This is a subject that comes up frequently on the knife forums, especially those that lean towards Japanese knives.
Honesuke and garasuke are not designed for the same sort of work a western style boning knife is. The Japanese knives are meant to cut through small bones and cartlage, that's why they are so high at the heel. Honesuke are made for small fowl, and garasuke for larger fowl and pork.
When it comes to "boning out," neither has as efficient a profile as the western styles. However, that doesn't mean they won't work. As a general rule, any sharp knife can perform just about any knife task; and as another general rule sharpness is more important than profile.
In my opinion a boning knife of any sort is way down the list of what's important in a block -- especially for a home cook. A lot of people seem to feel that it's the best way to break a chicken. Works for some people but not really necessary. I recommend a "petty" for most boning tasks, because it's easier to sharpen than most western boning knife profiles. This is as much a function of their geometry -- western boning knives tend to be made from relatively thick stock and have very narrow profiles -- as their crappy blade alloys.
Here's the French petty I use:
Although western, it's very thin and takes a great edge.

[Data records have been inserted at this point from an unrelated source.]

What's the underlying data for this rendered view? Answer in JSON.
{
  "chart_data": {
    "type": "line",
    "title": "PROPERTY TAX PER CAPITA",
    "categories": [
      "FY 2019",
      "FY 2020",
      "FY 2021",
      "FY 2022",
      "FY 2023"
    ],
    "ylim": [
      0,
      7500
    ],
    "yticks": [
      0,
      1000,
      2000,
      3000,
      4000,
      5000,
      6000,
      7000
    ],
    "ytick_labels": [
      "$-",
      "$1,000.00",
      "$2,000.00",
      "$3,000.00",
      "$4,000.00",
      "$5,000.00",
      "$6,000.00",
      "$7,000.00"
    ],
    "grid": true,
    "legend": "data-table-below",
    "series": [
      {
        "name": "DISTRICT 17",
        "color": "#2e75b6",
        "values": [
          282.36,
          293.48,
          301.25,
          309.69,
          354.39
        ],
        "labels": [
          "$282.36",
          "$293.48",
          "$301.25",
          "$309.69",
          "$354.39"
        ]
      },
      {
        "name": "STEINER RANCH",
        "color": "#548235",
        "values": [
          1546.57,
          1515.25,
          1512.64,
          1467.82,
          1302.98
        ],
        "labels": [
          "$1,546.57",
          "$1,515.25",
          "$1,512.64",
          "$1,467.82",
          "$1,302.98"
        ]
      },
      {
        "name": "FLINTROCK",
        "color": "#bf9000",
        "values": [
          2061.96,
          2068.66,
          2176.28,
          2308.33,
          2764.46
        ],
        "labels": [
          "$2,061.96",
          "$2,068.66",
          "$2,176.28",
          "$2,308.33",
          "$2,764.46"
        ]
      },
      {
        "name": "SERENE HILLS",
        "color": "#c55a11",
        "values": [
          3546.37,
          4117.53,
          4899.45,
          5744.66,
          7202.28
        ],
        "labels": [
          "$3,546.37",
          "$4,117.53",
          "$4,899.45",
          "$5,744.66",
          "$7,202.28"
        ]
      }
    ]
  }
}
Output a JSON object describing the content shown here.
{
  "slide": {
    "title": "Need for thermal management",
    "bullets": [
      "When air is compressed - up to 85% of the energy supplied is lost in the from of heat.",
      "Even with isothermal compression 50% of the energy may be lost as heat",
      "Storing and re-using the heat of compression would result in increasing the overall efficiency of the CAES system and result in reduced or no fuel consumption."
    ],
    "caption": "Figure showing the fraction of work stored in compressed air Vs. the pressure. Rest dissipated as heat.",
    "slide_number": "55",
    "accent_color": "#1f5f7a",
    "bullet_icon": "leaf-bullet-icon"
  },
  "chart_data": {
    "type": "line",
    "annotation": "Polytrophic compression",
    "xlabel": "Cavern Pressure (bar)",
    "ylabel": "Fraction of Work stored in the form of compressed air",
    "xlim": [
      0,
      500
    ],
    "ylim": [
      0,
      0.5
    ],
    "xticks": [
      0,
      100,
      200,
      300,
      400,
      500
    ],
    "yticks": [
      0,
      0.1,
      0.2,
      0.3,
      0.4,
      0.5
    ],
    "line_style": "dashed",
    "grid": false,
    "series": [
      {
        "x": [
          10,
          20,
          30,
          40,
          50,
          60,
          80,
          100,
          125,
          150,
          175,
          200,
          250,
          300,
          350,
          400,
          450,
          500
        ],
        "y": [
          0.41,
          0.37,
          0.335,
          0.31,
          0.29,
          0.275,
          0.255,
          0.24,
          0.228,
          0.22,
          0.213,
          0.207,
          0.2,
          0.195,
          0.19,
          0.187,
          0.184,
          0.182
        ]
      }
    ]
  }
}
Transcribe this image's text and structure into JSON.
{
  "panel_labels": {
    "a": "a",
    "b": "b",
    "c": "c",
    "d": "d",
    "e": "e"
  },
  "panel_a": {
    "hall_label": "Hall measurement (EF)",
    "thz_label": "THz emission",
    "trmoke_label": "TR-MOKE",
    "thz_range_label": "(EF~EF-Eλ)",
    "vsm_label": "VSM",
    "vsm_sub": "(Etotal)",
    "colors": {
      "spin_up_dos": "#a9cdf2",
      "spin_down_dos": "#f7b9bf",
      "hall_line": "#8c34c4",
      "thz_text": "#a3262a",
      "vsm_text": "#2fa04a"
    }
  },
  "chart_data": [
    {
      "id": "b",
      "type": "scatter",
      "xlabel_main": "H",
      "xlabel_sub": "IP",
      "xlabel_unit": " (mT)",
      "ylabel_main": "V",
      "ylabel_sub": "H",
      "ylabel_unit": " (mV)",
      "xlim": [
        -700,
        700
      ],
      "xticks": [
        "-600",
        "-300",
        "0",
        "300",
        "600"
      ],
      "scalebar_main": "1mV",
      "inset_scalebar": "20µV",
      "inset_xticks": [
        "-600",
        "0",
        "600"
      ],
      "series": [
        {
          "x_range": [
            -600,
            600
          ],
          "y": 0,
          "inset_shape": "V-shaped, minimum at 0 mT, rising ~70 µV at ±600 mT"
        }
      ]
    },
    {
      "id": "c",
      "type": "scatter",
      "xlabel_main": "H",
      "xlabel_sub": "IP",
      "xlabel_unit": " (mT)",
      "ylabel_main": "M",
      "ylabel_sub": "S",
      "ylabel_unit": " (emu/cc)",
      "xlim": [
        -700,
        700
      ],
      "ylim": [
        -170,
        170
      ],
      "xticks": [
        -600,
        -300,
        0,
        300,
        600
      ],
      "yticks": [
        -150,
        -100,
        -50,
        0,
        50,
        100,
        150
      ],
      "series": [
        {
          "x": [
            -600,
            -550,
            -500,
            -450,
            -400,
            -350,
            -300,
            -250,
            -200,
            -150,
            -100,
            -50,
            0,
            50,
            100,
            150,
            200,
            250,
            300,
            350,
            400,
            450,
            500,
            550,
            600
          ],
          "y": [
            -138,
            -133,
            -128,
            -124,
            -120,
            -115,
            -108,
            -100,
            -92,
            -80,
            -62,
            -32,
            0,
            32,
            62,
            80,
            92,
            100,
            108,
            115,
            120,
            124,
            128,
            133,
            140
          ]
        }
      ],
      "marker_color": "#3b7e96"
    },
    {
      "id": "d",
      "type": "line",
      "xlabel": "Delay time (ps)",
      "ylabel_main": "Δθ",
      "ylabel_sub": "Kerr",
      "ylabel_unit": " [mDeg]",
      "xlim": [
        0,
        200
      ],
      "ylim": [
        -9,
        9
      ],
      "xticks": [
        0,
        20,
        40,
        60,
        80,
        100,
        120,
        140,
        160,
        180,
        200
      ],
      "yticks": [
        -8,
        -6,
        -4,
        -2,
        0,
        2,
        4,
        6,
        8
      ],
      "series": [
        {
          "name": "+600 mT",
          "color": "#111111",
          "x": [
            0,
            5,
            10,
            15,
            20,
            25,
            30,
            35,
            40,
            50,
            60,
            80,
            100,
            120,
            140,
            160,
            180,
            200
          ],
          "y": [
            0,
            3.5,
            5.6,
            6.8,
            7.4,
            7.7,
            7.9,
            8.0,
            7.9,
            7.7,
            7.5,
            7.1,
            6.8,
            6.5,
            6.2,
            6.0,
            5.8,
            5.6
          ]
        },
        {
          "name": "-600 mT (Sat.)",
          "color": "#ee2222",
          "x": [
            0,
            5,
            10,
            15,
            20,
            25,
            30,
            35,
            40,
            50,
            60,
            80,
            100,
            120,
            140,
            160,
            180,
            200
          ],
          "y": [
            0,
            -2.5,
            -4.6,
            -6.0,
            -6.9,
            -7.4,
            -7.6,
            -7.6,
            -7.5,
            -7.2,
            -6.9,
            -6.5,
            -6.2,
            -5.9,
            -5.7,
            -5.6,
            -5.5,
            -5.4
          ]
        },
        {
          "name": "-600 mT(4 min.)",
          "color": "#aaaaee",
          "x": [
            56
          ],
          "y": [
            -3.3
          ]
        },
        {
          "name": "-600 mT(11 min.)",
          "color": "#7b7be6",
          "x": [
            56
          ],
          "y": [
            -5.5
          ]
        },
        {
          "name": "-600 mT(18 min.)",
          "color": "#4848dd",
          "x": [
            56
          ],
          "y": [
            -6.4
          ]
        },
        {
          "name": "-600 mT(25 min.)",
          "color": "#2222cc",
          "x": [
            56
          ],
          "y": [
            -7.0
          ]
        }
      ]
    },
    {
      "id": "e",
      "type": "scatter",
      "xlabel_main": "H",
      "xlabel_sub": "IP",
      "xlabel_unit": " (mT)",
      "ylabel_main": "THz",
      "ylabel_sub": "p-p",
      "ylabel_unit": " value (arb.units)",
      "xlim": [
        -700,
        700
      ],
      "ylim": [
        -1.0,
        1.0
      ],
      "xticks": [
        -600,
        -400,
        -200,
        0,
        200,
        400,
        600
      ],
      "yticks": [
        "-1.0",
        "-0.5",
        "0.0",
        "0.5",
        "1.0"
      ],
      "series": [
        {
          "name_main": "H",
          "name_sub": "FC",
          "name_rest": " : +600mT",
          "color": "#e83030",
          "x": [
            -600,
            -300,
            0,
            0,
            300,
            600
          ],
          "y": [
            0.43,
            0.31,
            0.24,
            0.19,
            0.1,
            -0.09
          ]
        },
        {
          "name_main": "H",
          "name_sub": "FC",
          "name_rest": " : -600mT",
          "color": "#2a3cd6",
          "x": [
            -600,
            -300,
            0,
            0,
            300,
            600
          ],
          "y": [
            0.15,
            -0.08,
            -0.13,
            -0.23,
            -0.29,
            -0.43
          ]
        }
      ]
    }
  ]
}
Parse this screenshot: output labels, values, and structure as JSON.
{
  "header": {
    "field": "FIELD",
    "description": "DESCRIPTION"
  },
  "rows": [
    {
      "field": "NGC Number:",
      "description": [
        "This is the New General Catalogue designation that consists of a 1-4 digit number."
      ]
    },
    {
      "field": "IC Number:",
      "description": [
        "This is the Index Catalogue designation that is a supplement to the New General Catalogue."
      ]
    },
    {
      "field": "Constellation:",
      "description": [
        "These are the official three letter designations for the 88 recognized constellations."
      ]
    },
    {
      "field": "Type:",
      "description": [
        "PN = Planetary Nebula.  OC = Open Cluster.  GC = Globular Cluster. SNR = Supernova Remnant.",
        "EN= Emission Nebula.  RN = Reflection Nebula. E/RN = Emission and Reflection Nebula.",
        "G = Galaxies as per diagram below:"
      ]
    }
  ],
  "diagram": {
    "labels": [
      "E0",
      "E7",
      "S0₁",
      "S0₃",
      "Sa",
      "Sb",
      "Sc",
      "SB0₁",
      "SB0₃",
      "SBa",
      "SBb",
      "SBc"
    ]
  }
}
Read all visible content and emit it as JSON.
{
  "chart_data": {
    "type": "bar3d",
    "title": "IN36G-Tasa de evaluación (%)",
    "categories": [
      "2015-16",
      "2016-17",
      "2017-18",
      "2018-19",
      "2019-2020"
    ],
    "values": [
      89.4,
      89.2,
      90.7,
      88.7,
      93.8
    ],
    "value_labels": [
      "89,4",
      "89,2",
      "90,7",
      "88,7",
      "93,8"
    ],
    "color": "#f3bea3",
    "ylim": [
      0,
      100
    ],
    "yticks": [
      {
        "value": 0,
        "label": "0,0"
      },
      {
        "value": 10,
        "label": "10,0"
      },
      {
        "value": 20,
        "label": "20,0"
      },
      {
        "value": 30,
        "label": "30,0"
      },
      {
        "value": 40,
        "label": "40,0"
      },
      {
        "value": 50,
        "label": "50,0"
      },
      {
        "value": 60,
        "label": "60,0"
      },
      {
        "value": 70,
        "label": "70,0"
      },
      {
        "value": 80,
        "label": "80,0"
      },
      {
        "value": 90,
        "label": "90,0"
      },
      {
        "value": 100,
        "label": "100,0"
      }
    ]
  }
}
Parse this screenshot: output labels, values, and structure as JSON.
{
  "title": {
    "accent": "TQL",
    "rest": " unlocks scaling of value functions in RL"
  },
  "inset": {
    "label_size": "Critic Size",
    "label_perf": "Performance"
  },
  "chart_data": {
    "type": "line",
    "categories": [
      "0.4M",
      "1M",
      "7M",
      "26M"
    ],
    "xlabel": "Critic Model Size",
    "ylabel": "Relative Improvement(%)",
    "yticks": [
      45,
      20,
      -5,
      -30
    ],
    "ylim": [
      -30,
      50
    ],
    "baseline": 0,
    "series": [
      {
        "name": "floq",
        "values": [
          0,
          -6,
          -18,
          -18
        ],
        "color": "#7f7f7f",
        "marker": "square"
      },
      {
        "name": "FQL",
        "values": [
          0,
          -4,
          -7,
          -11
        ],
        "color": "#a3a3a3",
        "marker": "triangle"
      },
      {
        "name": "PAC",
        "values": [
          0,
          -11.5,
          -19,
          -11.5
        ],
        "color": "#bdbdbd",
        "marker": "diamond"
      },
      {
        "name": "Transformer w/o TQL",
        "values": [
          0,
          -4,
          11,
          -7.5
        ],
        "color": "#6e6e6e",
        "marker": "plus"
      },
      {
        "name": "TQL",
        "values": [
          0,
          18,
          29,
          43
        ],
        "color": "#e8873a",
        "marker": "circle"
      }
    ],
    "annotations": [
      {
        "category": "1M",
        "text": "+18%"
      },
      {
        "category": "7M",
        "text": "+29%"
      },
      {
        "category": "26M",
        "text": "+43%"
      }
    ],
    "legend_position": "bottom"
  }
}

I not only recommend the petty, but use it for all but the most specialized boning tasks like boning out a leg of lamb or pork. When most of the work is done at the tip, the handle has to go to all sorts of weird angles, and the knife has to trace a complicated shape and turn in the cut then it's hard to beat one of the Euro styles. FWIW, I prefer the straight desosseur.
Here's my desosseur:
It's about as good as western boning knives get, but it's still a pain to sharpen.
If you feel you absolutely must use a Japanese profile for western boning try a honkotsu:
The Misono Sweden is particularly good if you can live with carbon.
thanks, they don't sound as promising as i had hoped. honkatsu is cool looking though. the petty just looks like a smaller chef's knife and i have one of those.
i actually stopped using my western boner and use my 210mm gyuto for boning. i'm just afraid of chipping it cutting a chicken in half, so i haven't tried yet. looking at my options, i'll probably just test it out and see if it holds up.